Department of Hematology, Aarhus University Hospital, Aarhus, Denmark.
Department of Clinical Epidemiology, Aarhus University Hospital, Aarhus, Denmark.
Hematol Oncol. 2020 Aug;38(3):318-325. doi: 10.1002/hon.2734. Epub 2020 May 28.

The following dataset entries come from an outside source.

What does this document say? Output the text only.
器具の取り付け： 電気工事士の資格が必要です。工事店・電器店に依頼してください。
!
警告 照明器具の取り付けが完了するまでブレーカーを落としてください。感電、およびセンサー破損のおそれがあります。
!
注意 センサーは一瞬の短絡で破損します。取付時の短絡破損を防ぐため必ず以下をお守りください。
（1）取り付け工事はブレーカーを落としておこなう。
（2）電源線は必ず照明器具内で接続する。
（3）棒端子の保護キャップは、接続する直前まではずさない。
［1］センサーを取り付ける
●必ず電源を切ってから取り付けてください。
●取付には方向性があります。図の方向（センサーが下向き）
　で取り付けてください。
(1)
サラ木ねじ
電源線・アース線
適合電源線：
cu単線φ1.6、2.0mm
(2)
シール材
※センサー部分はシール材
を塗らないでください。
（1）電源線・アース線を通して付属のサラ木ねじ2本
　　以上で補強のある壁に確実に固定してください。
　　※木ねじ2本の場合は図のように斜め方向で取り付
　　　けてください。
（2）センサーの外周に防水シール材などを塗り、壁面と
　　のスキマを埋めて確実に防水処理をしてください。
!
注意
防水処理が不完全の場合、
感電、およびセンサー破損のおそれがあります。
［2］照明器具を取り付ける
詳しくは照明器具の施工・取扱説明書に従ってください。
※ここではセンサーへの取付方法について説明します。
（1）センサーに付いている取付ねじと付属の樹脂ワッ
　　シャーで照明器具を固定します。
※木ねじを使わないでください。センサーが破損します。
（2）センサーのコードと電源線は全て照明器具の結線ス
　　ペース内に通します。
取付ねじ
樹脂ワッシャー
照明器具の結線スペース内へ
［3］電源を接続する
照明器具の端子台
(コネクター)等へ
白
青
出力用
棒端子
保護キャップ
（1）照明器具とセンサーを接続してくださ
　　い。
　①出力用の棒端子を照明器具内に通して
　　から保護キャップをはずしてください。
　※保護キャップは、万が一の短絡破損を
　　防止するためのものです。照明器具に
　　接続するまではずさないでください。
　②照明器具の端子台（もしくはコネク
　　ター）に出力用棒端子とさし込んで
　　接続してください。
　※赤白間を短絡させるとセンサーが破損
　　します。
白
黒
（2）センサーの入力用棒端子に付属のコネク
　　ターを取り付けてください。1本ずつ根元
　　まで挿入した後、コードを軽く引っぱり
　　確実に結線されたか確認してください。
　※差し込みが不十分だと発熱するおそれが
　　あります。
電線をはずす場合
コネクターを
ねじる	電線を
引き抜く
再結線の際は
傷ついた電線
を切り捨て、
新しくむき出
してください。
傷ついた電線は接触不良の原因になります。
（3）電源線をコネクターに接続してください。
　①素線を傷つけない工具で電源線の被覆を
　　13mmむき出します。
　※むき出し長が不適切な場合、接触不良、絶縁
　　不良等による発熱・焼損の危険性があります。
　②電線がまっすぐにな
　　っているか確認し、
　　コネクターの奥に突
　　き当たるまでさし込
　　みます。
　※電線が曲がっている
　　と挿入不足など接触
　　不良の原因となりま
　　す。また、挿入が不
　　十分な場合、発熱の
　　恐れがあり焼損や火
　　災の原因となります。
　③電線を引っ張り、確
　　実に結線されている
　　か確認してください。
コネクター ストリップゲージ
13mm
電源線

Infections during first-line therapy for DLBCL are often associated with chemotherapy dose reductions and increased mortality. Systemic infections have also been suggested as beneficial promotors of immunological responses. However, whether there is an association between the timing of an infectious episode and outcome during treatment has not yet been clarified. We investigated how the occurrence and timing of infectious episodes during the first line of treatment for "de novo" DLBCL influenced patient outcome. We used data on DLBCL patients from the Danish Lymphoma Registry, the Danish National Patient Registry, and the Danish National Pathology Registry. Infections were categorized according to type (ICD-10) and time of occurrence after treatment start. "Early" infections were defined as occurring between days 7 and 42 and "late" infections between days 100 and 150 from treatment start. Patients experiencing both "early and late" infections were categorized separately. We used multivariable Cox regression and Kaplan-Meier estimates to assess the association between infections and survival adjusting for NCCN-IPI, sex, comorbidity, and rituximab treatment. We identified 3546 patients, median age 65 years (IQR 56,73). Infectious episodes occurred in 1171 (33%) patients, of which 666 had "early," 303 "late," and 202 both "early and late" events. Patients without registered infections had a 5-year overall survival (OS) rates of 74%. Those with "early," "late," or "early+late" had 5-year OS of 65%, 62%, and 53%, respectively. Compared with patients without any registered infections, hazard rate ratios (HR) were 1.24 (95% CI 1.05-1.47), 1.32 (95% CI 1.06-1.63), and 1.59 (95% CI 1.27-2.00), respectively, in the multivariable model. We observed that infectious episodes during first-line treatment for "de novo" DLBCL occurred in 44% of the patients. Irrespective of timing, patients with infectious episodes had an inferior outcome compared to those without. Outcome patterns were similar for patients registered with sepsis.
在弥漫性大 B 细胞淋巴瘤(DLBCL)的一线治疗期间发生的感染通常与化疗剂量减少和死亡率增加有关。全身性感染也被认为是免疫反应的有益促进因素。然而,感染事件的发生时间与治疗期间的结果之间是否存在关联尚未得到阐明。我们研究了“初发”DLBCL 一线治疗期间感染事件的发生和时间如何影响患者的预后。我们使用丹麦淋巴瘤登记处、丹麦国家患者登记处和丹麦国家病理登记处的 DLBCL 患者数据。感染根据类型(ICD-10)和治疗开始后发生的时间进行分类。“早期”感染定义为治疗开始后第 7 天至第 42 天发生,“晚期”感染定义为治疗开始后第 100 天至第 150 天发生。同时发生“早期和晚期”感染的患者单独分类。我们使用多变量 Cox 回归和 Kaplan-Meier 估计来评估感染与生存之间的关联,调整 NCCN-IPI、性别、合并症和利妥昔单抗治疗。我们确定了 3546 名患者,中位年龄 65 岁(IQR 56,73)。1171 名(33%)患者发生了感染事件,其中 666 名患者发生了“早期”感染,303 名患者发生了“晚期”感染,202 名患者同时发生了“早期和晚期”感染。未登记感染的患者 5 年总生存率(OS)为 74%。发生“早期”、“晚期”或“早期+晚期”感染的患者 5 年 OS 率分别为 65%、62%和 53%。与未发生任何感染登记的患者相比,多变量模型中的危险率比(HR)分别为 1.24(95%CI 1.05-1.47)、1.32(95%CI 1.06-1.63)和 1.59(95%CI 1.27-2.00)。我们观察到,“初发”DLBCL 一线治疗期间有 44%的患者发生了感染。无论时间如何,发生感染的患者的预后均劣于未发生感染的患者。发生感染的患者的结局模式与登记有败血症的患者相似。